幸いなことに、映画『X-MEN』シリーズ最新作にして最終章の『X-MEN: ダーク・フェニックス』は、壊滅的なほどの超失敗作ではない。しかし、傑作でもなければ、誰もが満足する結末でもない。
20年続いた映画『X-MEN』シリーズの集大成になるはずの本作だが、20年間の積み重ねというよりは、やっつけで作った何てことのないスピンオフ作品のような趣だ。それはおそらく、制御不能の恐るべきパワーを持つフェニックスとして覚醒したジーン・グレイ(ソフィー・ターナー)を巡ってX-MENが仲間割れするというストーリーに、観る側が感情移入できないからだろう。
1975年の回想シーンで、まだテレキネシスをコントロールできない幼いジーンが悲惨な自動車事故を引き起こし、両親を亡くすという決定的なトラウマがざっくりと描かれる。彼女は、チャールズ・エグゼビア(ジェームズ・マカヴォイ)が設立した「恵まれし子らの学園」に引き取られ、自分の意志で力をコントロールする指導を受けるが、17年後、恐ろしい宇宙エネルギーを吸収してしまい、その教えは役に立たなくなる。
本作の主な舞台は、『X-MEN: アポカリプス』の10年後で、『X-MEN: ファースト・ジェネレーション』の30年後の1992年。「ミュータントは年を取らないのか。きれいな肌だなあ」と思うかもしれない。1992年でなければならなかった理由が全然見えないし、衣装もセットも90年代初期にはまったく見えない。しかし、スクリーンにそう映し出されるのだから、1992年なのだ。世間の好評を得て波に乗るチャールズ。X-MENはついにヒーローと目されるようになり、そのリーダーである彼は、アメリカ合衆国大統領をはじめとする各界の重鎮たちとパイプを築く。

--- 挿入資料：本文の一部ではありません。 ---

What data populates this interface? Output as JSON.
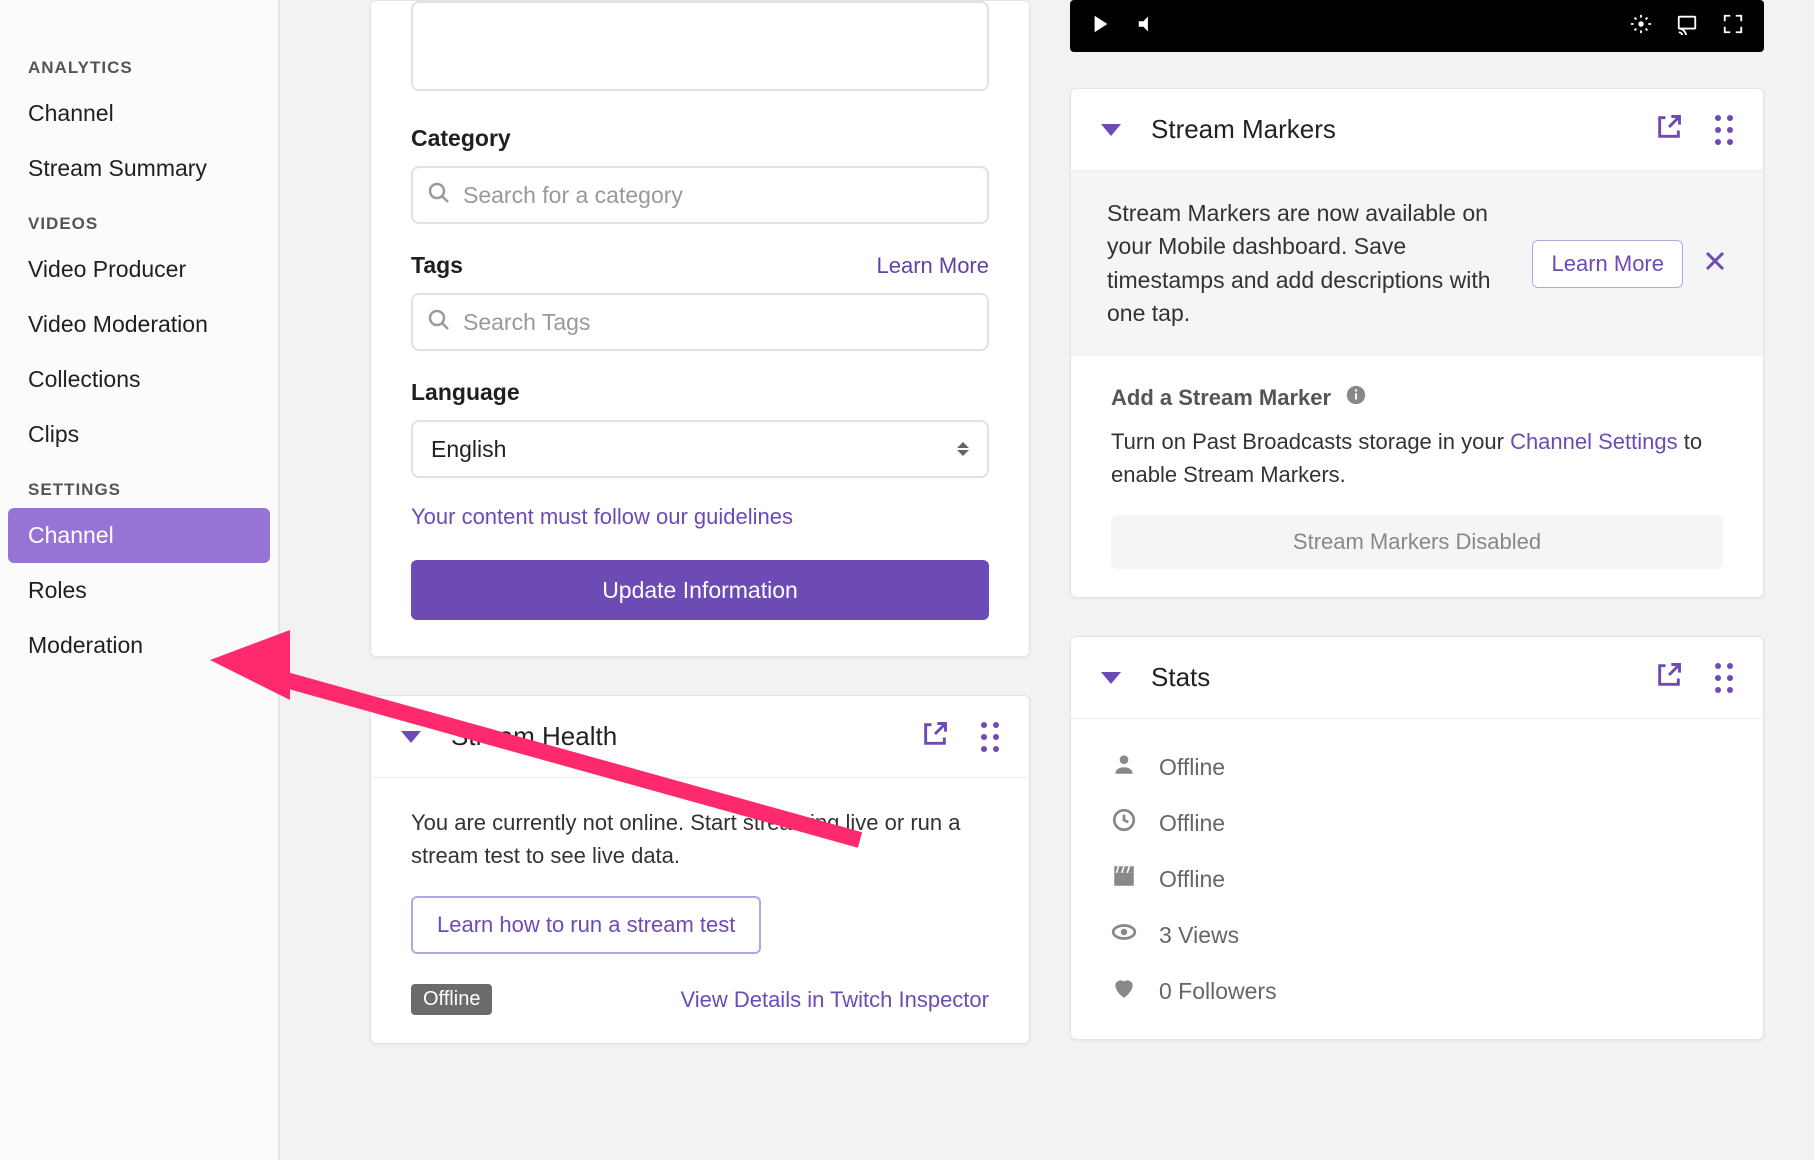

しかし、次第にチャールズは仲間に対して傲慢になり、無謀な救出作戦で宇宙に向かわせた結果、ジーンの別人格であるダーク・フェニックスが覚醒してしまう。長年の同志であるミスティーク/レイヴン(ジェニファー・ローレンス)やビースト/ハンク(ニコラス・ホルト)たちも彼の真意を疑い始める。はっきり言って、こっちの筋の方がおもしろいのに、監督兼脚本のサイモン・キンバーグは、観る側が感情移入できないジーン/フェニックスを、チャールズの野心と失敗の象徴として使う。
自分の幼少期にまつわる事実をチャールズが隠していると知ったジーンは身の毛がよだつほどに怒り、死者の数が増え始める。ディストピア的なキャンプ場のようなところに住んでいるマグニートー(マイケル・ファスベンダー)にまで敬遠され、彼女は孤立する。そこへ、邪悪な計画を携えた強烈なエイリアンのヴーク(ジェシカ・チャステイン)がとてつもなく高いピンヒールで現れて、「あなたは誤解されているだけ、私についてらっしゃい」と言い、ジーンはそれを真に受ける。

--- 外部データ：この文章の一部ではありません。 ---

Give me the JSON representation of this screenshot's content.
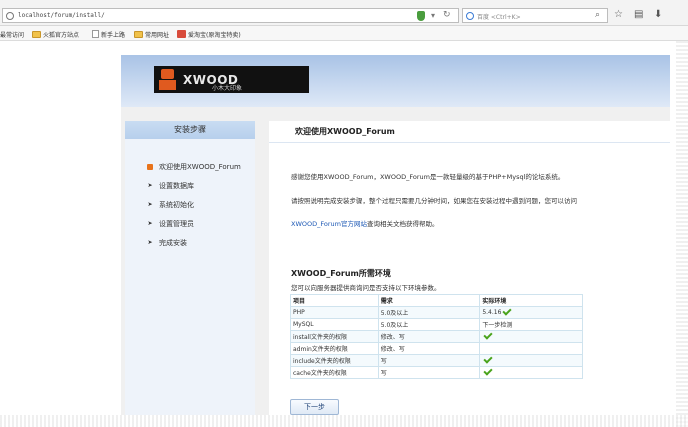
{
  "browser": {
    "url": "localhost/forum/install/",
    "search_placeholder": "百度 <Ctrl+K>",
    "bookmarks": [
      "最常访问",
      "火狐官方站点",
      "新手上路",
      "常用网址",
      "爱淘宝(原淘宝特卖)"
    ]
  },
  "logo": {
    "wordmark": "XWOOD",
    "subtitle": "小木大印象"
  },
  "sidebar": {
    "title": "安装步骤",
    "steps": [
      {
        "label": "欢迎使用XWOOD_Forum",
        "active": true
      },
      {
        "label": "设置数据库",
        "active": false
      },
      {
        "label": "系统初始化",
        "active": false
      },
      {
        "label": "设置管理员",
        "active": false
      },
      {
        "label": "完成安装",
        "active": false
      }
    ]
  },
  "main": {
    "title": "欢迎使用XWOOD_Forum",
    "intro": "感谢您使用XWOOD_Forum，XWOOD_Forum是一款轻量级的基于PHP+Mysql的论坛系统。",
    "instructions": "请按照说明完成安装步骤，整个过程只需要几分钟时间，如果您在安装过程中遇到问题，您可以访问",
    "link_text": "XWOOD_Forum官方网站",
    "link_suffix": "查询相关文档获得帮助。",
    "env_title": "XWOOD_Forum所需环境",
    "env_subtitle": "您可以向服务器提供商询问是否支持以下环境参数。",
    "table": {
      "headers": [
        "项目",
        "需求",
        "实际环境"
      ],
      "rows": [
        {
          "item": "PHP",
          "req": "5.0及以上",
          "actual": "5.4.16",
          "ok": true
        },
        {
          "item": "MySQL",
          "req": "5.0及以上",
          "actual": "下一步检测",
          "ok": false
        },
        {
          "item": "install文件夹的权限",
          "req": "修改、写",
          "actual": "",
          "ok": true
        },
        {
          "item": "admin文件夹的权限",
          "req": "修改、写",
          "actual": "",
          "ok": false
        },
        {
          "item": "include文件夹的权限",
          "req": "写",
          "actual": "",
          "ok": true
        },
        {
          "item": "cache文件夹的权限",
          "req": "写",
          "actual": "",
          "ok": true
        }
      ]
    },
    "next_label": "下一步"
  },
  "colors": {
    "accent": "#1c58b5",
    "check": "#4aa31c",
    "active_step": "#e8731b"
  }
}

プロットは精巧だが、その裏に感情があまりこもっていない。ターナーは苦悩する女性をそつなく演じているが、ジーンのあらゆる葛藤を表現し、観る側に感情移入させてほしかった。かなりショッキングな死でさえあまり心に残らない。『アベンジャーズ/エンドゲーム』の前に公開されていたら、少しはマシな印象を残せたのかもしれない。
キャラクターの若かりし頃が描かれる前3作と同様、マグニートーとチャールズが一緒のシーンに見どころが集中している。本作の見どころは「ドレッドロックファイト」という概念を説明してくれる、爆笑を誘う列車でのアクションシーンだ。
結論を言うと、『X-MEN: ダーク・フェニックス』は、シリーズの最後を飾るにふさわしくない失敗作だ。この試写で筆者がいちばんドキドキしたのは、映画とはまったく無関係の、クライマックスで劇場の火災報知機が鳴ったときだった。
20世紀フォックス配給『X-MEN: ダーク・フェニックス』は、上映時間1時間53分。6月21日(金)より日本公開。